Menurut Bruner, proses belajar akan berlangsung secara
optimal jika proses pembelajaran diawali dengan tahap enaktif, dan kemudian,
jika tahap belajar yang pertama ini telah
dirasa cukup, siswa beralih ke kegiatan belajar tahap kedua, yaitu tahap
belajar dengan menggunakan modus representasi ikonik; dan selanjutnya, kegiatan
belajar itu diteruskan dengan kegiatan belajar tahap ketiga, yaitu tahap
belajar dengan menggunakan modus representasi simbolik. Sebagai contoh, dalam
mempelajari penjumlahan dua bilangan cacah, pembelajaran akan terjadi secara
optimal jika mula-mula siswa mempelajari hal itu dengan menggunakan benda-benda
kongkret (misalnya menggabungkan 3 kelereng dengan 2 kelereng, dan kemudian
menghitung banyaknya kelereng semuanya). Kemudian, kegiatan belajar dilanjutkan
dengan menggunakan gambar atau diagram yang mewakili 3 kelereng dan 2 kelereng
yang digabungkan tersebut (dan kemudian dihitung banyaknya kelereng semuanya,
dengan menggunakan gambar atau diagram tersebut). Pada tahap yang kedua siswa bias melakukan penjumlahan itu dengan
menggunakan pembayangan visual (visual imagery) dari kelereng, kelereng
tersebut. Pada tahap berikutnya, siswa melakukan penjumlahan kedua bilangan itu
dengan menggunakan lambang-lambang bilangan, yaitu : 3 + 2 = 5.

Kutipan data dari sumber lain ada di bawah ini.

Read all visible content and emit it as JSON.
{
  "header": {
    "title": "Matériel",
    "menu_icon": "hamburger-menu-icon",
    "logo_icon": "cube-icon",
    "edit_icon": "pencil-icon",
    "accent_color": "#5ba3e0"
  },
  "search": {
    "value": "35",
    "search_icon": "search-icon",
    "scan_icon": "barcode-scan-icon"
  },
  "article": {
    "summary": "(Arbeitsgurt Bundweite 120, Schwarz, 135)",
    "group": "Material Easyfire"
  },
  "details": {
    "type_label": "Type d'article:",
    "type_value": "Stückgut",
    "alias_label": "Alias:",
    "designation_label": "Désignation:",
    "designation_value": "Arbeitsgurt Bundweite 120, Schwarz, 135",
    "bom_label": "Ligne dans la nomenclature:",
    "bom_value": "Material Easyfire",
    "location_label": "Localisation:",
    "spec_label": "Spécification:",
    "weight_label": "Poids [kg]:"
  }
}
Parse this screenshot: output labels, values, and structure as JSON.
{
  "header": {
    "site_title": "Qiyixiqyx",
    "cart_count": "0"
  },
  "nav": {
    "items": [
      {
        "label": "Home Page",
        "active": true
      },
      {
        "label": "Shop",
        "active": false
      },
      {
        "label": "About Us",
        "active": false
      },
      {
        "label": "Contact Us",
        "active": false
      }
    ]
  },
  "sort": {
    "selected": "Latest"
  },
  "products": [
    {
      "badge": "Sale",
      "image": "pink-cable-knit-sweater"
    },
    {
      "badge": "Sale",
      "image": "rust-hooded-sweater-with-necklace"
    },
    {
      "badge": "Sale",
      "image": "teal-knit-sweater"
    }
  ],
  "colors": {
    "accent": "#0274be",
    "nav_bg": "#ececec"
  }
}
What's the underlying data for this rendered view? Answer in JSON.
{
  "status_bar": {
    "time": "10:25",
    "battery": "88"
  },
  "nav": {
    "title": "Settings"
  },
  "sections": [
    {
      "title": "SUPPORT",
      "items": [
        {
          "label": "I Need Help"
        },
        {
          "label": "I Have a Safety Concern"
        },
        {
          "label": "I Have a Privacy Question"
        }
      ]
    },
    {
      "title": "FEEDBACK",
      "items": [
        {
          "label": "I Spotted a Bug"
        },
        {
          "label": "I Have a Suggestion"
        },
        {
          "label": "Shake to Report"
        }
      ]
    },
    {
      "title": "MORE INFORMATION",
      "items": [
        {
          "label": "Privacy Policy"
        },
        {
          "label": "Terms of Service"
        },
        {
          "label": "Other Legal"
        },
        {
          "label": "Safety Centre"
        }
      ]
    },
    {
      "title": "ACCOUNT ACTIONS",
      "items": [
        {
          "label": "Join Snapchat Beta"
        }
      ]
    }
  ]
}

Di SMP, dalam mempelajari irisan dua himpunan, siswa
dapat mempelajari konsep tersebut dengan mula-mula menggunakan contoh nyata
(konkret), misalnya dengan mengumpulkan data tentang siswa-siswa yang pergi ke
sekolah dengan naik sepeda dan siswa-siswa yang menyukai olahraga bola basket. Kemudian
menentukan siswa-siswa yang pergi ke sekolah dengan naik sepeda dan menyukai
olahraga bola basket. Keadaan itu kemudian digambarkan dengan diagram Venn.
Selanjutnya, irisan dua himpunan dapat didefinisikan secara simbolik, baik
dengan lambang-lambang verbal maupun dengan lambang-lambang matematika (dalam
hal ini notasi pembentukan himpunan).
Discovery
learning
dari Jerome Bruner, merupakan model pengajaran yang dikembangkan berdasarkan
pada pandangan kognitif tentang pembelajaran dan prinsip-prinsip konstruktivis.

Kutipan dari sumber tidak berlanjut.